Unmentioned in the radio report is that Anderson, a Greek and Roman specialist, played an important role in the development of the Getty’s antiquities collection: He was a key advisor to Barbara and Lawrence Fleischman, whose extensive collection of ancient art was later given to the Getty.
Anderson wrote a number of the entries for the Getty-published catalogue of their collection, “A Passion for Antiquities.” Among the 26 objects that the Getty has now agreed to return to Italy is the object on that catalogue’s cover—a South Etruscan terracotta of a Maenad and Silenos dancing (see Item 20 on this illustrated list of the 26 objects).

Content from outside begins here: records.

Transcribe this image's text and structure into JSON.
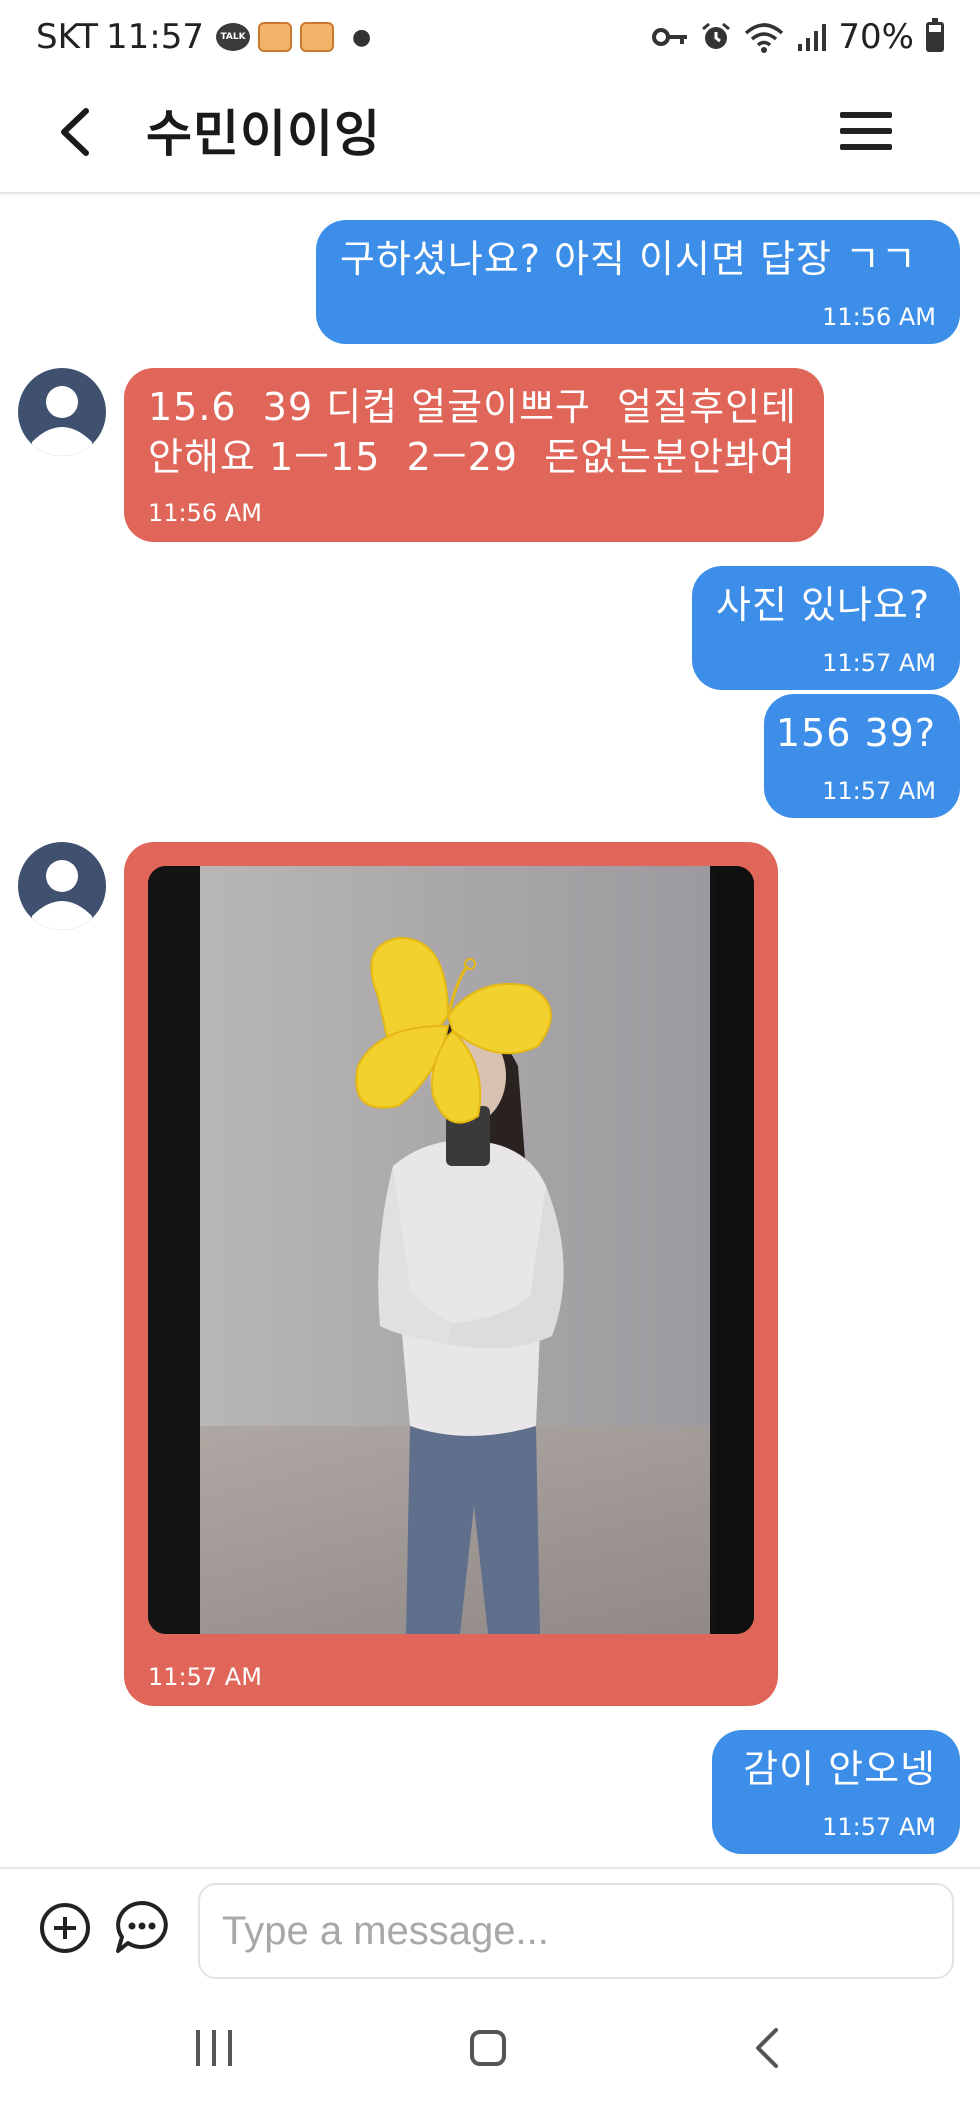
{
  "status_bar": {
    "carrier": "SKT",
    "time": "11:57",
    "talk_badge": "TALK",
    "battery": "70%",
    "battery_level": 0.7,
    "icons": [
      "kakaotalk-icon",
      "notification-app-icon",
      "notification-app-icon",
      "vpn-key-icon",
      "alarm-icon",
      "wifi-icon",
      "signal-icon",
      "battery-icon"
    ]
  },
  "header": {
    "title": "수민이이잉",
    "back_icon": "chevron-left-icon",
    "menu_icon": "hamburger-menu-icon"
  },
  "messages": [
    {
      "direction": "out",
      "text": "구하셨나요? 아직 이시면 답장 ㄱㄱ",
      "time": "11:56 AM"
    },
    {
      "direction": "in",
      "text": "15.6  39 디컵 얼굴이쁘구  얼질후인테\n안해요 1ㅡ15  2ㅡ29  돈없는분안봐여",
      "time": "11:56 AM"
    },
    {
      "direction": "out",
      "text": "사진 있나요?",
      "time": "11:57 AM"
    },
    {
      "direction": "out",
      "text": "156 39?",
      "time": "11:57 AM"
    },
    {
      "direction": "in",
      "type": "photo",
      "time": "11:57 AM"
    },
    {
      "direction": "out",
      "text": "감이 안오넹",
      "time": "11:57 AM"
    }
  ],
  "composer": {
    "placeholder": "Type a message...",
    "add_icon": "plus-circle-icon",
    "emoji_icon": "chat-bubble-icon"
  },
  "nav_bar": {
    "icons": [
      "recent-apps-icon",
      "home-icon",
      "back-icon"
    ]
  },
  "colors": {
    "outgoing_bubble": "#3d8ee8",
    "incoming_bubble": "#e0665a",
    "avatar": "#3f516e"
  }
}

Here’s what Anderson said on NPR, reacting to the breakdown of negotiations between the Getty’s director, Brand, and Italy’s culture minister, Francesco Rutelli:
I suppose the Getty makes a convenient foil by virtue of its extraordinary wealth and the fact that it has a past, in the 1970s and early ’80s, of behaving with less than exemplary standards.
But I think that all changed, ironically, under Marion True‘s tenure as curator and under John Walsh as director, and Michael Brand is simply trying to think to move the ball down the line to a kind of reciprocal approach of understanding that the past practices of the museum were not on par with what is expected today.
The Fleischman Collection was acquired by the Getty on John Walsh‘s and Marion True’s watch.